Oregon and Washington contain the following topographic provinces, each with distinctive geological features: Coast Range, Cascade Mountains, Puget Sound-Willamette trough, Okanogan Highlands, Blue Mountains, Klamath Mountains, Olympic Mountains, and Columbia Plateau. The northern Cascades of Washington, the Okanogan Highlands, the Klamath Mountains and a part of the Blue Mountains are composed largely of thick sections of folded Paleozoic and early Mesozoic marine sediments which have been intensely metamorphosed and deformed. Associated with these are granites and other intrusive rocks.
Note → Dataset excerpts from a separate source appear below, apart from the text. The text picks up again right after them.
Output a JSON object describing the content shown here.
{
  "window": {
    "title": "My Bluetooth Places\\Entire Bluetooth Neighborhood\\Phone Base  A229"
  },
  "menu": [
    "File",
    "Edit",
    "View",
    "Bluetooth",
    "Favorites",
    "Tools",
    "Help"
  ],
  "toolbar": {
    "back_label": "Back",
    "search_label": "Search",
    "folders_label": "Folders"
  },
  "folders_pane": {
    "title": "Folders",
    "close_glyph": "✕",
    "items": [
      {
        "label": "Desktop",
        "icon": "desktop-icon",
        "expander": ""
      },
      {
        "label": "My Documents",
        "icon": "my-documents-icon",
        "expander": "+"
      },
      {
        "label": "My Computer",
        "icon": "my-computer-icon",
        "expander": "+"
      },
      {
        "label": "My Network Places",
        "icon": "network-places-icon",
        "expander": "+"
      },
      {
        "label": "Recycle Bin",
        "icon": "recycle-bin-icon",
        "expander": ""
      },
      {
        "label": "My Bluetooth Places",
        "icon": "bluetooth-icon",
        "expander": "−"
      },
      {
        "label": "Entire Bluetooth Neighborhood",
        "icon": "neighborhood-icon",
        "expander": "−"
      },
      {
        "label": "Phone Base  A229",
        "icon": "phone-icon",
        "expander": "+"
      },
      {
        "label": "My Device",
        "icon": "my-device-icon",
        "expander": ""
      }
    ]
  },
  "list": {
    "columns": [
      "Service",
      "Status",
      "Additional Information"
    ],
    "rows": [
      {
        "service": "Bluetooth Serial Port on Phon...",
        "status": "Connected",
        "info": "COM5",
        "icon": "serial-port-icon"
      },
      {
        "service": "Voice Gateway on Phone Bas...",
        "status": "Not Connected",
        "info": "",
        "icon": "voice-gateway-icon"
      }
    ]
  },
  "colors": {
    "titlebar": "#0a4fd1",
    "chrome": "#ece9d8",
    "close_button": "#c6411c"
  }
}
The formations in eastern Oregon and Washington and in the Cascade Mountains constitute the base on which rests a thick series of Tertiary lavas and associated lacustrine and fluviatile ediments. The core of the Olympic Mountains consists of greatly indurated but not metamorphosed sedimentary rocks, possibly late Mesozoic in age, which are bordered on the north, east, and south by 3,000 feet of Eocene volcanics and about 8,000 feet of later Tertiary marine sediments. Granites are absent in this area. The Coast Range from the Olympic Mountains southward to the Klamath Mountains is composed entirely of folded and locally faulted Tertiary lavas and sediments ranging from 10,000 to 20,000 feet thick. The basement rocks are unknown but the lower part of the Tertiary section everywhere consists of 3,000 to 5,000 feet of basic volcanics largely submarine in origin. Crustal movements of late Miocene age produced northwest-southeast folds in Washington, and north-south folds in the Coast Range of Oregon. Major north-south upwarps and downfolds at the close of the Pliocene were superimposed on the earlier structures with the resultant development of the Coast Range, Cascade Mountains, and the intervening trough. Indications of oil in the form of very small seepages occur in the Tertiary formations west of the Cascade Mountains. There is no conclusive evidence that commercial amounts of oil are present in these formations although drilling tests under geologic control are considered warranted. The metamorphic rocks, granites, lavas and continental sediments in eastern Oregon and Washington, and in the northern Cascade Mountains are considered as being unfavorable for the commercial occurrence of oil.